O EROTISMO DOS SEIOS






O EROTISMO DOS SEIOS




A beleza dos seios é a característica mais desejada tanto pelos homens como pelas mulheres.



Desde o início dos tempos os homens tem olhado, medido, pintado, fotografado, esculpido e venerado os seios das mulheres.



A exibição do peito nú, cada vez mais freqüente nos dias atuais, talvez tenha descaracterizado o colo da mulher. Mas isto não deserotizou a beleza e nem a sensibildade dos seios femininos. Esta zona erógena, que carrega a imagem da própria maternidade, simboliza também a fertilidade e purificação. Essa relação de amor vem da infância quando o sugamos pela primeira vez. Desde então ficamos presos a eles pelo resto de nossas vidas. Talvez por essas razões despertam no homem um grande desejo.



Com a mulher não é diferente. Nos jogos amorosos ela encontra enorme prazer quando seus mamilos são tocados, beijados ou sugados pelo parceiro.

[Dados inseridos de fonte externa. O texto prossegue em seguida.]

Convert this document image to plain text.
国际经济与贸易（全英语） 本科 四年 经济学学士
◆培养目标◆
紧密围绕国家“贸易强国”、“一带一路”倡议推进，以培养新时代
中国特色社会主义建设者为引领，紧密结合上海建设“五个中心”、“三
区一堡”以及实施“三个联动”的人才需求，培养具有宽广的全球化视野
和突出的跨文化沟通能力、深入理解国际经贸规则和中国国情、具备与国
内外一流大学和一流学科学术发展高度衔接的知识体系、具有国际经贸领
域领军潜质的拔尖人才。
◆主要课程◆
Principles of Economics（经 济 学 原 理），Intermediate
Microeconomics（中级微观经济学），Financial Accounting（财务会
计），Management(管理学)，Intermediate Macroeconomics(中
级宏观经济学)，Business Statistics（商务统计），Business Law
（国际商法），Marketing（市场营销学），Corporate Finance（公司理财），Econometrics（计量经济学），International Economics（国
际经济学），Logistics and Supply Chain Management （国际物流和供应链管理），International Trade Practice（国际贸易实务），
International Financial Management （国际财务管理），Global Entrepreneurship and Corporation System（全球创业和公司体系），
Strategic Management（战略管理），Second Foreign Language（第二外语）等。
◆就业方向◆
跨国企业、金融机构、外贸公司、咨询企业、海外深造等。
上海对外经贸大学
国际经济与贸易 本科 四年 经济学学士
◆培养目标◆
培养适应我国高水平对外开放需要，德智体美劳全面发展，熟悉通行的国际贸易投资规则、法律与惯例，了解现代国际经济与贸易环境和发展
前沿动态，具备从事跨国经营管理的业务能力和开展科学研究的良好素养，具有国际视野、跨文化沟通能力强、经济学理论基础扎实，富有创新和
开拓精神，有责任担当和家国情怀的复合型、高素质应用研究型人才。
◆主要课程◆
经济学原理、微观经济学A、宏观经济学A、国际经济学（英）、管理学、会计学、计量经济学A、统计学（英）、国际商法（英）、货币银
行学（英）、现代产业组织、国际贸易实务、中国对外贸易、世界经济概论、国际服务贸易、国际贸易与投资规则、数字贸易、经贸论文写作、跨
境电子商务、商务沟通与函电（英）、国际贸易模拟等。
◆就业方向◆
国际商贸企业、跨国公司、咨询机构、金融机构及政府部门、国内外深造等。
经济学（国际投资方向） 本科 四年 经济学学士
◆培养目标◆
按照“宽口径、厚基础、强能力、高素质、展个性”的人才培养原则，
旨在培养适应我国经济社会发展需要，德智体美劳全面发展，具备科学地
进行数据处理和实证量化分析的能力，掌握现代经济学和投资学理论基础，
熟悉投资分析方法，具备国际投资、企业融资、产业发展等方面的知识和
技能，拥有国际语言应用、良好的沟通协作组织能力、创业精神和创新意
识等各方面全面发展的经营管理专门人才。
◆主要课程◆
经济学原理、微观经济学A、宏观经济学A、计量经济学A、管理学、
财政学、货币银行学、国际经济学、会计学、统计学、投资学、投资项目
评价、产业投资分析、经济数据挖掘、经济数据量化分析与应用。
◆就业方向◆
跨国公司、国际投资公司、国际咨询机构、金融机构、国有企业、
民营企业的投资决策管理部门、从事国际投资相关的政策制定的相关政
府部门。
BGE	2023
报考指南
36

Seios são, sem a menor dúvida, os mais lindos e desejados ornamentos femininos. As mulheres vivem preocupadas com o seu tamanho e configuração, tal como os homens em relação ao seu pênis.



Durante a atividade sexual, os estímulos táteis transformam-se em estimulos sexuais potencialidados por importantes fatores secundários que são o envolvimento emocional e a intensidade daquele momento. O prazer que o homem sente no contato com o corpo da mulher é para ela o maior estímulo que ele pode lhe dar.



Alguns seios são totalmente insesíveis, mas a maioria são tão receptíveis que ao serem manipulados podem até levá-las ao orgasmo. Há casos de mulheres que tem orgasmos ao amamentarem seus bebês.



Em relação aos seios há uma coisa comum entre as mulheres: elas não gostam que sejam manipulados com rudeza. É uma região erógena extremamente sensível. Elas tem tanto medo de serem maltratadas nos seios como os homens de receber um pontapé nos testículos.



Talvez porque foram feitas para o amor maternal da amamentação elas sentem grande prazer nesta região do corpo. Todas adoram serem acariciadas, manipuladas e sugadas, mas tudo deve ser feito com a maior delizadeza.



Também é importante saber que durante o período de menstrução os seios de certas mulheres ficam tão sensíveis e delicados que elas não suportam qualquer tipo de carícia.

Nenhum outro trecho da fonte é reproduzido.